Designing the materials of the future - atom by atom.

About Us

The Atomic Scale Materials Modelling (ASM) section pioneers the computational design of advanced materials for clean energy conversion and storage. We explore how atoms and electrons behave in complex materials to uncover the principles that drive performance in batteries, optoelectronic devices, and catalytic systems for P2X technologies.

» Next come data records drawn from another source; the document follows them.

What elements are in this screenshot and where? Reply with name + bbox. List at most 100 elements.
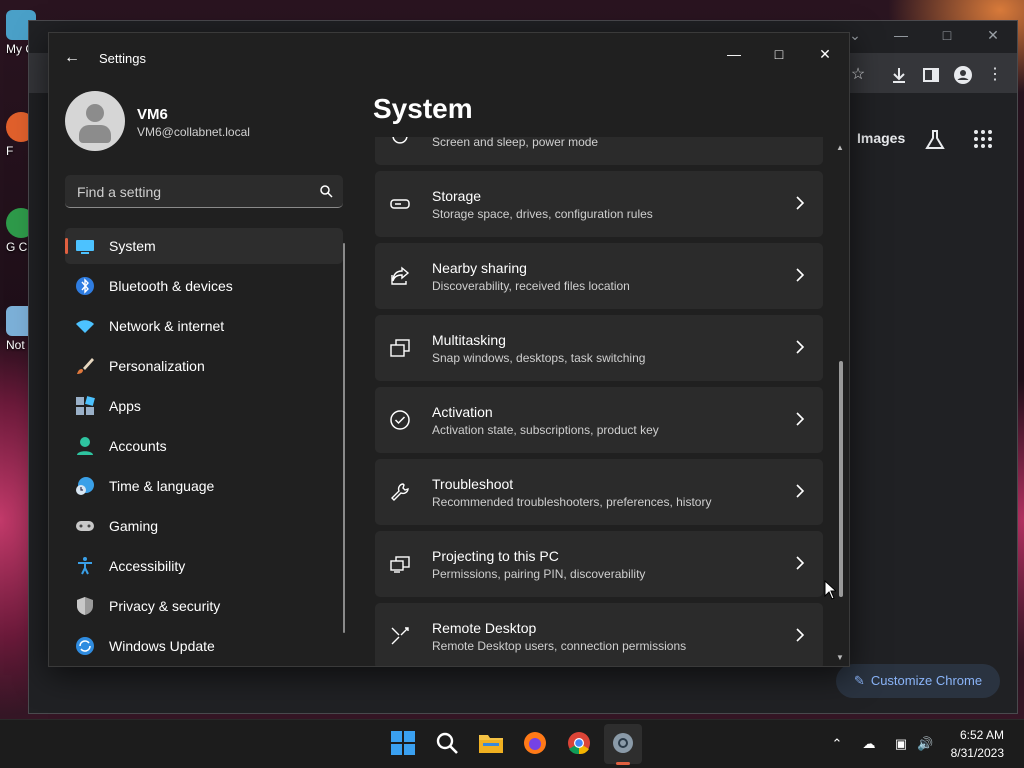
search-icon[interactable]	[319, 184, 333, 198]
settings-app-icon[interactable]	[610, 730, 636, 756]
content-scrollbar-thumb[interactable]	[839, 361, 843, 597]
card-subtitle: Snap windows, desktops, task switching	[432, 351, 646, 365]
user-email: VM6@collabnet.local	[137, 125, 250, 139]
sidebar-item-label: Time & language	[109, 478, 215, 494]
power-icon	[392, 137, 408, 144]
settings-window[interactable]: ← Settings — □ ✕ VM6 VM6@collabnet.local…	[48, 32, 850, 667]
wrench-icon	[391, 483, 409, 501]
desktop-icon-label: F	[6, 144, 14, 158]
sidebar-item-gaming[interactable]: Gaming	[65, 508, 343, 544]
globe-clock-icon	[76, 477, 94, 495]
onedrive-offline-icon[interactable]: ☁	[861, 736, 877, 752]
volume-icon[interactable]: 🔊	[917, 736, 933, 752]
sidebar-item-privacy[interactable]: Privacy & security	[65, 588, 343, 624]
card-troubleshoot[interactable]: Troubleshoot Recommended troubleshooters…	[375, 459, 823, 525]
card-title: Remote Desktop	[432, 620, 537, 636]
chevron-right-icon	[796, 556, 805, 570]
sidebar-item-accounts[interactable]: Accounts	[65, 428, 343, 464]
chevron-right-icon	[796, 268, 805, 282]
apps-grid-icon[interactable]	[973, 129, 993, 149]
desktop-icon-label: G Cl	[6, 240, 30, 254]
gamepad-icon	[76, 521, 94, 531]
back-button[interactable]: ←	[61, 47, 83, 69]
maximize-button[interactable]: □	[937, 27, 957, 43]
share-icon	[391, 266, 410, 285]
system-icon	[76, 240, 94, 254]
card-power[interactable]: Screen and sleep, power mode	[375, 137, 823, 165]
update-icon	[76, 637, 94, 655]
chevron-right-icon	[796, 340, 805, 354]
sidebar-item-time-language[interactable]: Time & language	[65, 468, 343, 504]
search-box[interactable]	[65, 175, 343, 209]
card-storage[interactable]: Storage Storage space, drives, configura…	[375, 171, 823, 237]
more-menu-icon[interactable]: ⋮	[985, 65, 1005, 85]
minimize-button[interactable]: —	[891, 27, 911, 43]
chevron-right-icon	[796, 412, 805, 426]
card-multitasking[interactable]: Multitasking Snap windows, desktops, tas…	[375, 315, 823, 381]
chrome-icon[interactable]	[566, 730, 592, 756]
network-icon[interactable]: ▣	[893, 736, 909, 752]
side-panel-icon[interactable]	[921, 65, 941, 85]
windows-start-icon[interactable]	[390, 730, 416, 756]
pencil-icon: ✎	[853, 673, 865, 688]
accessibility-icon	[78, 557, 92, 575]
sidebar-item-label: Gaming	[109, 518, 159, 534]
user-name: VM6	[137, 106, 168, 123]
sidebar-item-label: Personalization	[109, 358, 205, 374]
taskbar: ⌃ ☁ ▣ 🔊 6:52 AM 8/31/2023	[0, 719, 1024, 768]
close-button[interactable]: ✕	[810, 41, 840, 67]
profile-icon[interactable]	[953, 65, 973, 85]
scroll-down-arrow-icon[interactable]: ▼	[836, 653, 844, 662]
mouse-cursor-icon	[824, 580, 836, 600]
clock-date[interactable]: 8/31/2023	[951, 746, 1004, 760]
sidebar-item-apps[interactable]: Apps	[65, 388, 343, 424]
card-subtitle: Remote Desktop users, connection permiss…	[432, 639, 687, 653]
search-input[interactable]	[75, 175, 309, 209]
sidebar-item-windows-update[interactable]: Windows Update	[65, 628, 343, 664]
card-title: Troubleshoot	[432, 476, 514, 492]
sidebar-item-accessibility[interactable]: Accessibility	[65, 548, 343, 584]
sidebar-item-bluetooth[interactable]: Bluetooth & devices	[65, 268, 343, 304]
sidebar-scrollbar[interactable]	[343, 243, 345, 633]
sidebar-item-label: Windows Update	[109, 638, 215, 654]
card-projecting[interactable]: Projecting to this PC Permissions, pairi…	[375, 531, 823, 597]
account-icon	[77, 437, 93, 455]
card-remote-desktop[interactable]: Remote Desktop Remote Desktop users, con…	[375, 603, 823, 666]
chevron-right-icon	[796, 196, 805, 210]
file-explorer-icon[interactable]	[478, 730, 504, 756]
storage-icon	[390, 199, 410, 209]
minimize-button[interactable]: —	[719, 41, 749, 67]
avatar[interactable]	[65, 91, 125, 151]
images-link[interactable]: Images	[857, 130, 905, 146]
card-activation[interactable]: Activation Activation state, subscriptio…	[375, 387, 823, 453]
clock-time[interactable]: 6:52 AM	[960, 728, 1004, 742]
window-title: Settings	[99, 51, 146, 66]
sidebar-item-system[interactable]: System	[65, 228, 343, 264]
wifi-icon	[76, 320, 94, 333]
active-indicator	[65, 238, 68, 254]
scroll-up-arrow-icon[interactable]: ▲	[836, 143, 844, 152]
download-icon[interactable]	[889, 65, 909, 85]
chevron-up-icon[interactable]: ⌃	[829, 736, 845, 752]
card-nearby-sharing[interactable]: Nearby sharing Discoverability, received…	[375, 243, 823, 309]
search-icon[interactable]	[434, 730, 460, 756]
labs-flask-icon[interactable]	[924, 129, 946, 151]
customize-chrome-label: Customize Chrome	[870, 673, 983, 688]
customize-chrome-button[interactable]: ✎ Customize Chrome	[836, 664, 1000, 698]
sidebar-item-personalization[interactable]: Personalization	[65, 348, 343, 384]
card-subtitle: Permissions, pairing PIN, discoverabilit…	[432, 567, 646, 581]
page-title: System	[373, 93, 473, 124]
sidebar-item-network[interactable]: Network & internet	[65, 308, 343, 344]
maximize-button[interactable]: □	[764, 41, 794, 67]
card-title: Nearby sharing	[432, 260, 527, 276]
firefox-icon[interactable]	[522, 730, 548, 756]
star-bookmark-icon[interactable]: ☆	[848, 65, 868, 85]
sidebar-item-label: System	[109, 238, 156, 254]
project-icon	[390, 556, 410, 573]
desktop-icon-label: Not	[6, 338, 25, 352]
shield-icon	[77, 597, 93, 615]
card-subtitle: Discoverability, received files location	[432, 279, 630, 293]
card-subtitle: Storage space, drives, configuration rul…	[432, 207, 653, 221]
close-button[interactable]: ✕	[983, 27, 1003, 44]
sidebar-item-label: Network & internet	[109, 318, 225, 334]
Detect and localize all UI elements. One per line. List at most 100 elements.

Our research blends density functional theory (DFT) with machine learning and data-driven modeling to accelerate materials discovery. Beyond using established tools, we actively develop new algorithms and computational workflows, pushing the limits of what atomic-scale modeling can achieve.

Our Focus

We aim to transform energy science through predictive modeling — from understanding catalytic reactions at the atomic level to discovering next-generation electrode and electrolyte materials for sustainable energy systems.

Key focus

Accelerating the discovery of next-generation energy materials through atomic-scale simulations and machine learning.

Recent Highlights

  • Uncovered the mechanisms behind novel catalysts for ammonia synthesis
  • Advanced understanding of redox processes in post-lithium-ion batteries
  • Uncovered how triplet–singlet state inversion enhances OLED performance
  • Developed accelerated methods for ionic transport simulations

Collaboration and Impact

ASM works closely with world-leading academic and industrial partners, including Stanford University, MIT, University of Cambridge, KIT, CEA, Osaka University, and DICP, enabling cross-disciplinary research and innovation.

Our collaborations span Europe, the USA, Asia, Africa, and South America, fostering joint projects, co-publications, and researcher exchanges that strengthen the global energy research community.